1.29.2005

nationalized religion

"... women of her mother's generation could walk the streets freely, enjoy the company of the opposite sex, join the police force, become pilots, live under laws that were among the most progressive in the world regarding women ... in the course of nearly two decades, the streets have been turned into a war zone, where young women who disobey the rules are hurled into patrol cars, taken to jail, flogged, fined, forced to wash the toilets and humiliated, and as soon as they leave, they go back to do the same thing. Is she aware ... of her own power? Does she realize how dangerous she can be when her every stray gesture is a disturbance to public safety?

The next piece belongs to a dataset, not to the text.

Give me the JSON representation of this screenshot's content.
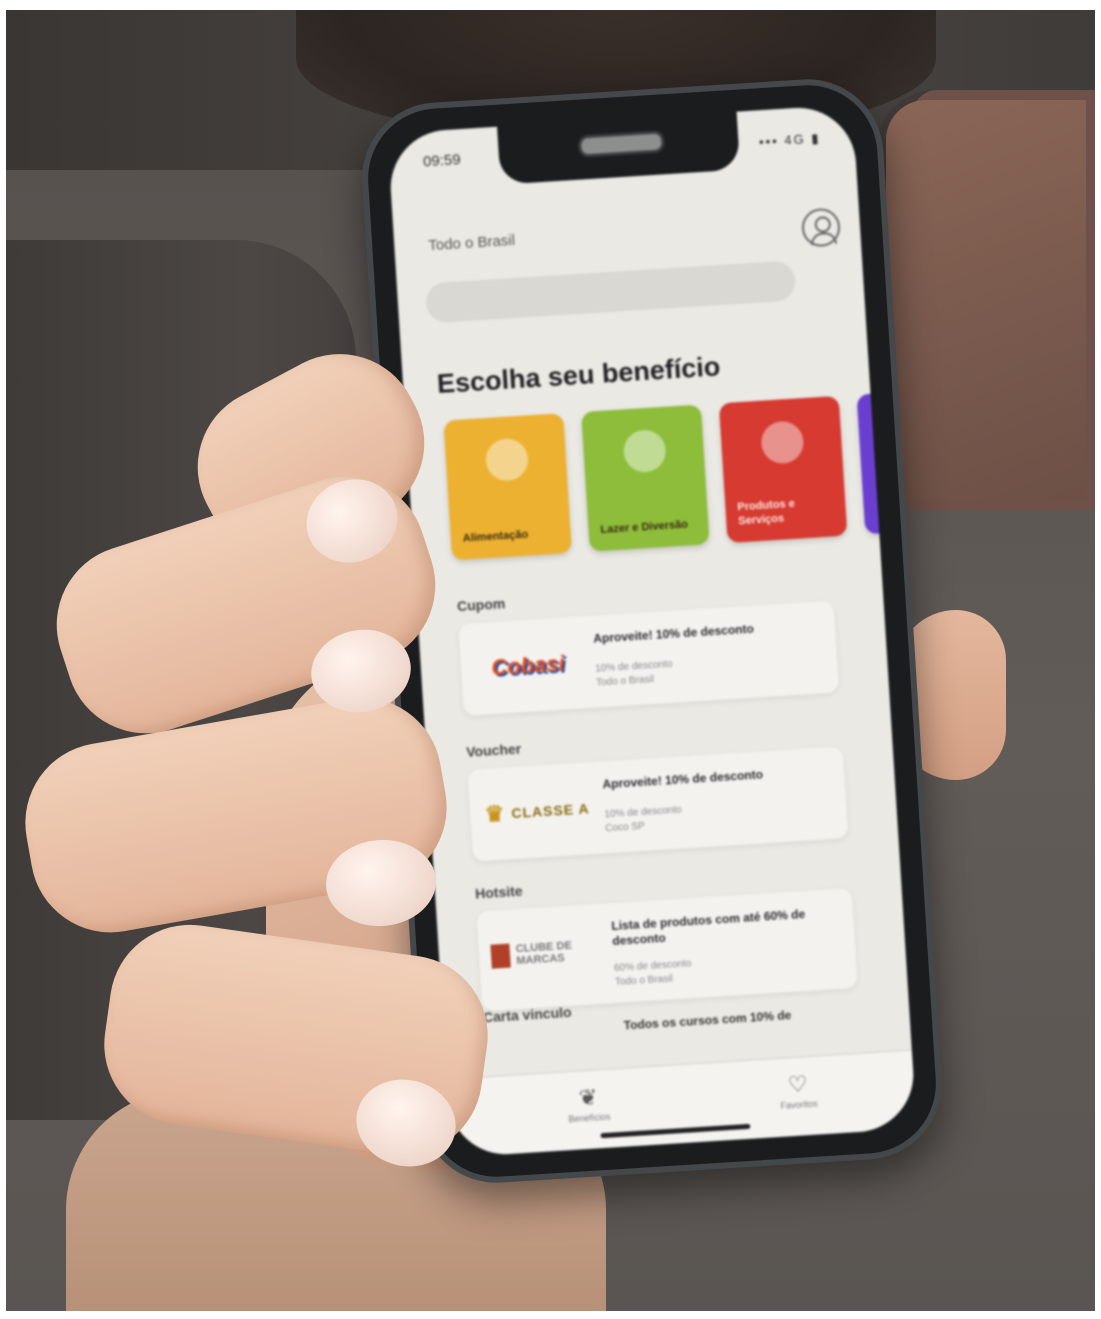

Whoever we were--and it was not really important what religion we belonged to, whether we wished to wear the veil or not, whether we observed certain religious norms or not--we had become the figment of someone else's dreams. A stern ayotollah, a self-proclaimed philosopher-king, had come to rule our land. He had come in the name of a past, a past that, he claimed, had been stolen from him. And he now wanted to re-create us in the image of that illusory past. Was it any consolation, and did we even wish to remember, that what he did to us was what we allowed him to do?"
--Reading Lolita in Tehran, Azar Nafisi

1 comment:

Derek E. Baird said...

I just read that book a month or so ago. Amazing book. Amazing woman. The history of Iran is facinating. Its hard to imagine these people being part of an "axis of evil."